■Ne ANTA ネアンタ

■演出:藤田康城,出演:安藤朋子,山崎広太
■シアタートラム,2015.11.5-8
■男がベッドに座っている。 女の男への妬みのある声が聞こえてくる。 声が止み電灯が点滅し窓の外が明るくなる。 男はベッドを離れカーテンを開閉めした途端、上手ドアが開く。 冷蔵庫に女が近づく。 男は女に気付かずドアを閉めてベッドに戻る。 これを何回か繰り返す。 少しずつ背後の白壁が観客に迫ってくる・・。

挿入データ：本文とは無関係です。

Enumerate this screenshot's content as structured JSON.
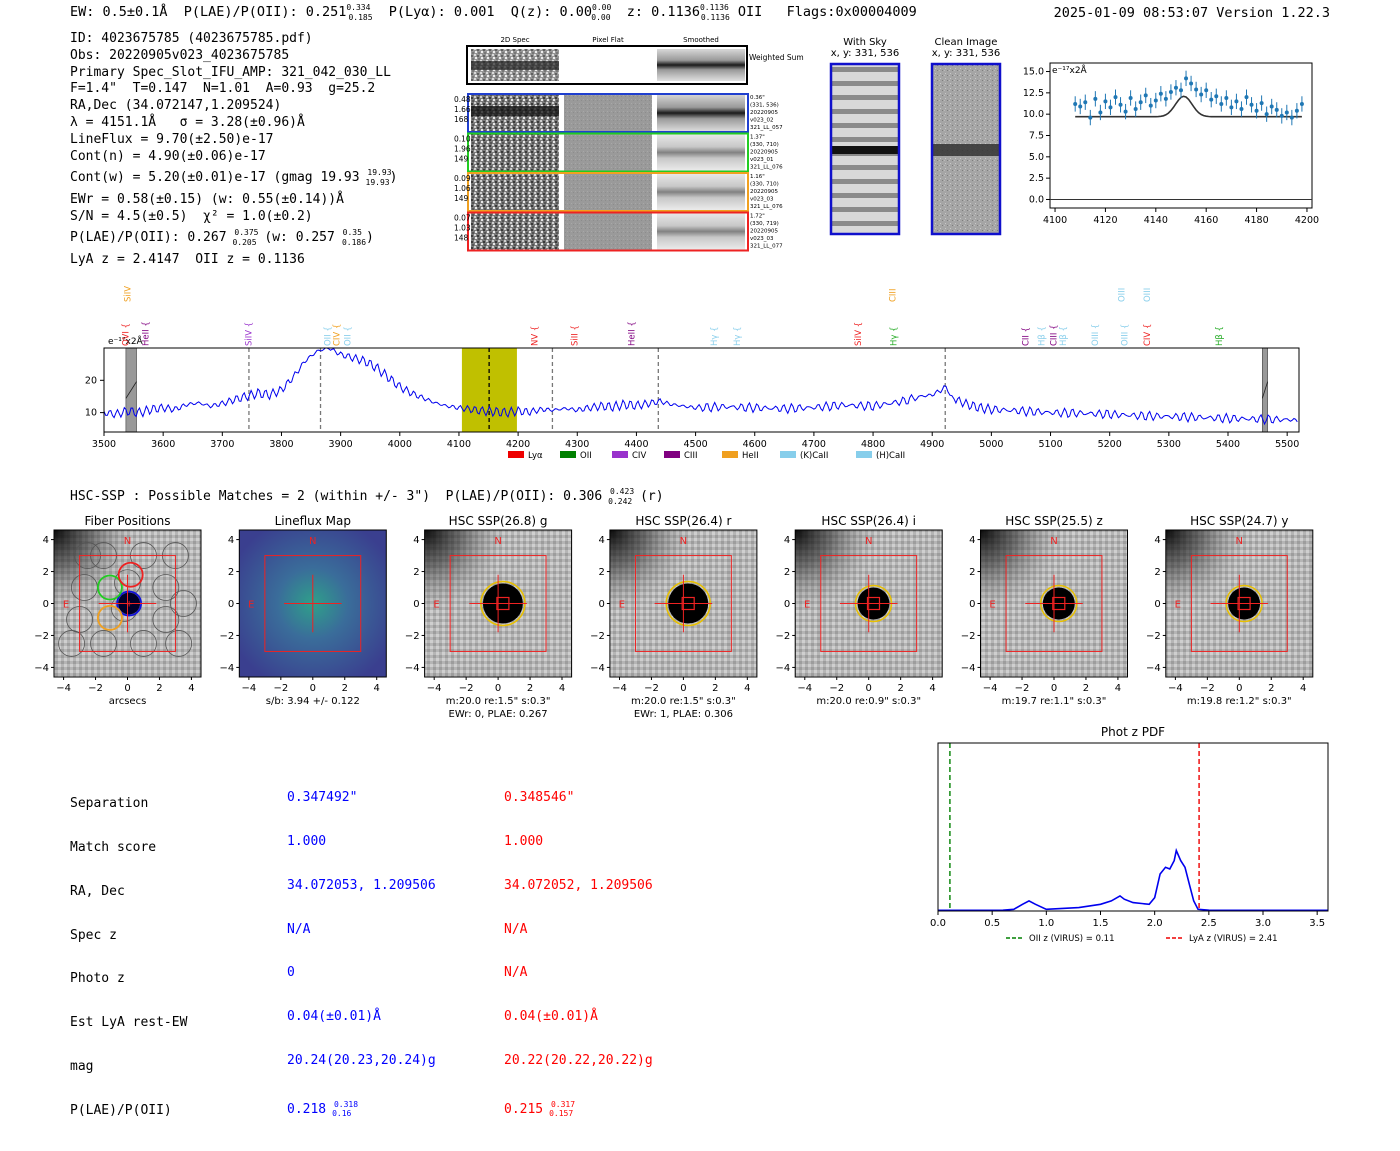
{
  "header": {
    "left": "EW: 0.5±0.1Å  P(LAE)/P(OII): 0.251",
    "left_sup": "0.334",
    "left_sub": "0.185",
    "plya": "P(Lyα): 0.001  Q(z): 0.00",
    "qz_sup": "0.00",
    "qz_sub": "0.00",
    "z": "z: 0.1136",
    "z_sup": "0.1136",
    "z_sub": "0.1136",
    "zline": "OII   Flags:0x00004009",
    "right": "2025-01-09 08:53:07  Version 1.22.3"
  },
  "info": {
    "lines": [
      "ID: 4023675785 (4023675785.pdf)",
      "Obs: 20220905v023_4023675785",
      "Primary Spec_Slot_IFU_AMP: 321_042_030_LL",
      "F=1.4\"  T=0.147  N=1.01  A=0.93  g=25.2",
      "RA,Dec (34.072147,1.209524)",
      "λ = 4151.1Å   σ = 3.28(±0.96)Å",
      "LineFlux = 9.70(±2.50)e-17",
      "Cont(n) = 4.90(±0.06)e-17",
      "Cont(w) = 5.20(±0.01)e-17 (gmag 19.93",
      "EWr = 0.58(±0.15) (w: 0.55(±0.14))Å",
      "S/N = 4.5(±0.5)  χ² = 1.0(±0.2)",
      "P(LAE)/P(OII): 0.267",
      "LyA z = 2.4147  OII z = 0.1136"
    ],
    "gmag_sup": "19.93",
    "gmag_sub": "19.93",
    "plae_sup": "0.375",
    "plae_sub": "0.205",
    "plae_w": "(w: 0.257",
    "plae_w_sup": "0.35",
    "plae_w_sub": "0.186"
  },
  "cutouts": {
    "col_labels": [
      "2D Spec",
      "Pixel Flat",
      "Smoothed"
    ],
    "weighted_label": "Weighted Sum",
    "rows": [
      {
        "vals": [
          "0.48",
          "1.66",
          "168"
        ],
        "color": "#1f3fcf",
        "side": [
          "0.36\"",
          "(331, 536)",
          "20220905",
          "v023_02",
          "321_LL_057"
        ]
      },
      {
        "vals": [
          "0.10",
          "1.96",
          "149"
        ],
        "color": "#22cc22",
        "side": [
          "1.37\"",
          "(330, 710)",
          "20220905",
          "v023_01",
          "321_LL_076"
        ]
      },
      {
        "vals": [
          "0.09",
          "1.06",
          "149"
        ],
        "color": "#f0a020",
        "side": [
          "1.16\"",
          "(330, 710)",
          "20220905",
          "v023_03",
          "321_LL_076"
        ]
      },
      {
        "vals": [
          "0.07",
          "1.03",
          "148"
        ],
        "color": "#ee2222",
        "side": [
          "1.72\"",
          "(330, 719)",
          "20220905",
          "v023_03",
          "321_LL_077"
        ]
      }
    ],
    "with_sky_title": "With Sky",
    "with_sky_coord": "x, y: 331, 536",
    "clean_title": "Clean Image",
    "clean_coord": "x, y: 331, 536"
  },
  "chart_data": [
    {
      "type": "scatter",
      "name": "emission-line-fit",
      "unit_label": "e⁻¹⁷x2Å",
      "x": [
        4108,
        4110,
        4112,
        4114,
        4116,
        4118,
        4120,
        4122,
        4124,
        4126,
        4128,
        4130,
        4132,
        4134,
        4136,
        4138,
        4140,
        4142,
        4144,
        4146,
        4148,
        4150,
        4152,
        4154,
        4156,
        4158,
        4160,
        4162,
        4164,
        4166,
        4168,
        4170,
        4172,
        4174,
        4176,
        4178,
        4180,
        4182,
        4184,
        4186,
        4188,
        4190,
        4192,
        4194,
        4196,
        4198
      ],
      "y": [
        11.2,
        10.9,
        11.4,
        9.6,
        11.8,
        10.2,
        11.5,
        10.8,
        12.0,
        11.1,
        10.3,
        11.9,
        10.6,
        11.4,
        12.2,
        11.0,
        11.6,
        12.4,
        11.8,
        12.6,
        13.1,
        12.8,
        14.2,
        13.6,
        12.9,
        12.3,
        12.8,
        11.7,
        12.1,
        11.2,
        11.9,
        10.8,
        11.5,
        10.6,
        12.0,
        11.1,
        10.4,
        11.3,
        10.0,
        10.9,
        10.5,
        9.8,
        10.2,
        9.6,
        10.4,
        11.2
      ],
      "fit": {
        "continuum": 9.7,
        "amplitude": 2.4,
        "center": 4151.1,
        "sigma": 3.28
      },
      "xlim": [
        4098,
        4202
      ],
      "ylim": [
        -1,
        16
      ],
      "xticks": [
        4100,
        4120,
        4140,
        4160,
        4180,
        4200
      ],
      "yticks": [
        0.0,
        2.5,
        5.0,
        7.5,
        10.0,
        12.5,
        15.0
      ]
    },
    {
      "type": "line",
      "name": "full-spectrum",
      "unit_label": "e⁻¹⁷x2Å",
      "xlim": [
        3500,
        5520
      ],
      "ylim": [
        4,
        30
      ],
      "xticks": [
        3500,
        3600,
        3700,
        3800,
        3900,
        4000,
        4100,
        4200,
        4300,
        4400,
        4500,
        4600,
        4700,
        4800,
        4900,
        5000,
        5100,
        5200,
        5300,
        5400,
        5500
      ],
      "yticks": [
        10,
        20
      ],
      "x": [
        3500,
        3520,
        3540,
        3560,
        3580,
        3600,
        3620,
        3640,
        3660,
        3680,
        3700,
        3720,
        3740,
        3760,
        3780,
        3800,
        3820,
        3840,
        3860,
        3880,
        3900,
        3920,
        3940,
        3960,
        3980,
        4000,
        4020,
        4040,
        4060,
        4080,
        4100,
        4120,
        4140,
        4160,
        4180,
        4200,
        4220,
        4240,
        4260,
        4280,
        4300,
        4320,
        4340,
        4360,
        4380,
        4400,
        4420,
        4440,
        4460,
        4480,
        4500,
        4550,
        4600,
        4650,
        4700,
        4750,
        4800,
        4850,
        4880,
        4900,
        4920,
        4930,
        4940,
        4960,
        4980,
        5000,
        5050,
        5100,
        5150,
        5200,
        5250,
        5300,
        5350,
        5400,
        5450,
        5500,
        5520
      ],
      "y": [
        10,
        9.5,
        10.5,
        10,
        11,
        11.5,
        11,
        12.5,
        13,
        12,
        12.8,
        14,
        15,
        16,
        15.5,
        17,
        21,
        26,
        29,
        30,
        28,
        27,
        26,
        24,
        21,
        18,
        16,
        14.5,
        13,
        12,
        11.5,
        11,
        10.5,
        10.3,
        10,
        10.5,
        10.2,
        11,
        10.8,
        11.3,
        10.8,
        11.5,
        12,
        11.8,
        12.5,
        12.2,
        12.8,
        13.5,
        12.5,
        12,
        11.5,
        11.8,
        11.5,
        11.2,
        11.6,
        12.3,
        12,
        13.5,
        15,
        15.5,
        17.5,
        16.5,
        14,
        12.5,
        11.5,
        11,
        10.5,
        10,
        9.8,
        9.5,
        9,
        8.8,
        8.5,
        8.2,
        8,
        7.8,
        7.6
      ],
      "highlight_region": [
        4105,
        4198
      ],
      "masked_regions": [
        [
          3537,
          3555
        ],
        [
          5458,
          5467
        ]
      ],
      "dashed_lines": [
        3745,
        3866,
        4151,
        4258,
        4437,
        4922
      ],
      "line_labels": [
        {
          "label": "SiIV",
          "x": 3545,
          "color": "#f0a020",
          "row": 0
        },
        {
          "label": "OVI",
          "x": 3541,
          "color": "#ee2222",
          "row": 1
        },
        {
          "label": "HeII",
          "x": 3575,
          "color": "#800080",
          "row": 1
        },
        {
          "label": "SiIV",
          "x": 3749,
          "color": "#9932cc",
          "row": 1
        },
        {
          "label": "OII",
          "x": 3883,
          "color": "#87ceeb",
          "row": 1
        },
        {
          "label": "CIV",
          "x": 3898,
          "color": "#f0a020",
          "row": 1
        },
        {
          "label": "OII",
          "x": 3917,
          "color": "#87ceeb",
          "row": 1
        },
        {
          "label": "NV",
          "x": 4233,
          "color": "#ee2222",
          "row": 1
        },
        {
          "label": "SiII",
          "x": 4300,
          "color": "#ee2222",
          "row": 1
        },
        {
          "label": "HeII",
          "x": 4397,
          "color": "#800080",
          "row": 1
        },
        {
          "label": "Hγ",
          "x": 4536,
          "color": "#87ceeb",
          "row": 1
        },
        {
          "label": "Hγ",
          "x": 4575,
          "color": "#87ceeb",
          "row": 1
        },
        {
          "label": "SiIV",
          "x": 4780,
          "color": "#ee2222",
          "row": 1
        },
        {
          "label": "CIII",
          "x": 4838,
          "color": "#f0a020",
          "row": 0
        },
        {
          "label": "Hγ",
          "x": 4840,
          "color": "#22aa22",
          "row": 1
        },
        {
          "label": "CII",
          "x": 5063,
          "color": "#800080",
          "row": 1
        },
        {
          "label": "Hβ",
          "x": 5090,
          "color": "#87ceeb",
          "row": 1
        },
        {
          "label": "CIII",
          "x": 5110,
          "color": "#800080",
          "row": 1
        },
        {
          "label": "Hβ",
          "x": 5126,
          "color": "#87ceeb",
          "row": 1
        },
        {
          "label": "OIII",
          "x": 5180,
          "color": "#87ceeb",
          "row": 1
        },
        {
          "label": "OIII",
          "x": 5225,
          "color": "#87ceeb",
          "row": 0
        },
        {
          "label": "OIII",
          "x": 5230,
          "color": "#87ceeb",
          "row": 1
        },
        {
          "label": "OIII",
          "x": 5268,
          "color": "#87ceeb",
          "row": 0
        },
        {
          "label": "CIV",
          "x": 5268,
          "color": "#ee2222",
          "row": 1
        },
        {
          "label": "Hβ",
          "x": 5390,
          "color": "#22aa22",
          "row": 1
        }
      ],
      "legend": [
        {
          "label": "Lyα",
          "color": "#ee0000"
        },
        {
          "label": "OII",
          "color": "#008000"
        },
        {
          "label": "CIV",
          "color": "#9932cc"
        },
        {
          "label": "CIII",
          "color": "#800080"
        },
        {
          "label": "HeII",
          "color": "#f0a020"
        },
        {
          "label": "(K)CaII",
          "color": "#87ceeb"
        },
        {
          "label": "(H)CaII",
          "color": "#87ceeb"
        }
      ]
    },
    {
      "type": "line",
      "name": "photo-z-pdf",
      "title": "Phot z PDF",
      "xlim": [
        0,
        3.6
      ],
      "ylim": [
        0,
        1
      ],
      "xticks": [
        0.0,
        0.5,
        1.0,
        1.5,
        2.0,
        2.5,
        3.0,
        3.5
      ],
      "x": [
        0,
        0.6,
        0.7,
        0.78,
        0.84,
        0.9,
        1.0,
        1.3,
        1.5,
        1.6,
        1.68,
        1.72,
        1.8,
        1.95,
        2.0,
        2.05,
        2.1,
        2.14,
        2.18,
        2.2,
        2.24,
        2.28,
        2.32,
        2.36,
        2.4,
        2.5,
        3.0,
        3.6
      ],
      "y": [
        0.004,
        0.005,
        0.01,
        0.04,
        0.06,
        0.04,
        0.01,
        0.02,
        0.04,
        0.06,
        0.09,
        0.07,
        0.05,
        0.04,
        0.08,
        0.22,
        0.26,
        0.25,
        0.3,
        0.36,
        0.3,
        0.26,
        0.16,
        0.06,
        0.01,
        0.005,
        0.004,
        0.004
      ],
      "vlines": [
        {
          "x": 0.11,
          "color": "#008000",
          "label": "OII z (VIRUS) = 0.11"
        },
        {
          "x": 2.41,
          "color": "#ee0000",
          "label": "LyA z (VIRUS) = 2.41"
        }
      ]
    }
  ],
  "hsc": {
    "title": "HSC-SSP : Possible Matches = 2 (within +/- 3\")  P(LAE)/P(OII): 0.306",
    "title_sup": "0.423",
    "title_sub": "0.242",
    "title_tail": "(r)",
    "panels": [
      {
        "title": "Fiber Positions",
        "caption1": "arcsecs",
        "caption2": ""
      },
      {
        "title": "Lineflux Map",
        "caption1": "s/b: 3.94 +/- 0.122",
        "caption2": ""
      },
      {
        "title": "HSC SSP(26.8) g",
        "caption1": "m:20.0  re:1.5\"  s:0.3\"",
        "caption2": "EWr: 0, PLAE: 0.267"
      },
      {
        "title": "HSC SSP(26.4) r",
        "caption1": "m:20.0  re:1.5\"  s:0.3\"",
        "caption2": "EWr: 1, PLAE: 0.306"
      },
      {
        "title": "HSC SSP(26.4) i",
        "caption1": "m:20.0  re:0.9\"  s:0.3\"",
        "caption2": ""
      },
      {
        "title": "HSC SSP(25.5) z",
        "caption1": "m:19.7  re:1.1\"  s:0.3\"",
        "caption2": ""
      },
      {
        "title": "HSC SSP(24.7) y",
        "caption1": "m:19.8  re:1.2\"  s:0.3\"",
        "caption2": ""
      }
    ],
    "ticks": [
      "4",
      "2",
      "0",
      "−2",
      "−4"
    ],
    "xticks": [
      "−4",
      "−2",
      "0",
      "2",
      "4"
    ],
    "north": "N",
    "east": "E"
  },
  "match_table": {
    "labels": [
      "Separation",
      "Match score",
      "RA, Dec",
      "Spec z",
      "Photo z",
      "Est LyA rest-EW",
      "mag",
      "P(LAE)/P(OII)"
    ],
    "match1": [
      "0.347492\"",
      "1.000",
      "34.072053, 1.209506",
      "N/A",
      "0",
      "0.04(±0.01)Å",
      "20.24(20.23,20.24)g",
      "0.218"
    ],
    "match1_sup": "0.318",
    "match1_sub": "0.16",
    "match2": [
      "0.348546\"",
      "1.000",
      "34.072052, 1.209506",
      "N/A",
      "N/A",
      "0.04(±0.01)Å",
      "20.22(20.22,20.22)g",
      "0.215"
    ],
    "match2_sup": "0.317",
    "match2_sub": "0.157"
  },
  "colors": {
    "spectrum": "#0000ee",
    "highlight": "#c0c000",
    "fit_points": "#1f77b4",
    "match1": "#0000ff",
    "match2": "#ff0000"
  }
}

男の静かな動きはとてもいい。 目つきもなかなかである。 激しく踊る場面もあったが意味に凝り固まっている動きである。 多分女の声を振り払いたいからだろう。
女が冷蔵庫に近づくところもなかなかいい。 まるで「貞子」のようだ。 しかしドアからの登場は現実に引き戻されてしまった。 動きや視線が観客に媚びているからである。
演劇なのかダンスなのか? 男はダンス身体で演劇に近づこうともがいている。 女は演劇にもダンスにも近づけない。 女は演劇身体でダンスに近づきもがくはずだったのでは? しかし辿りつけなかった。 いや最初から声だけなのだ。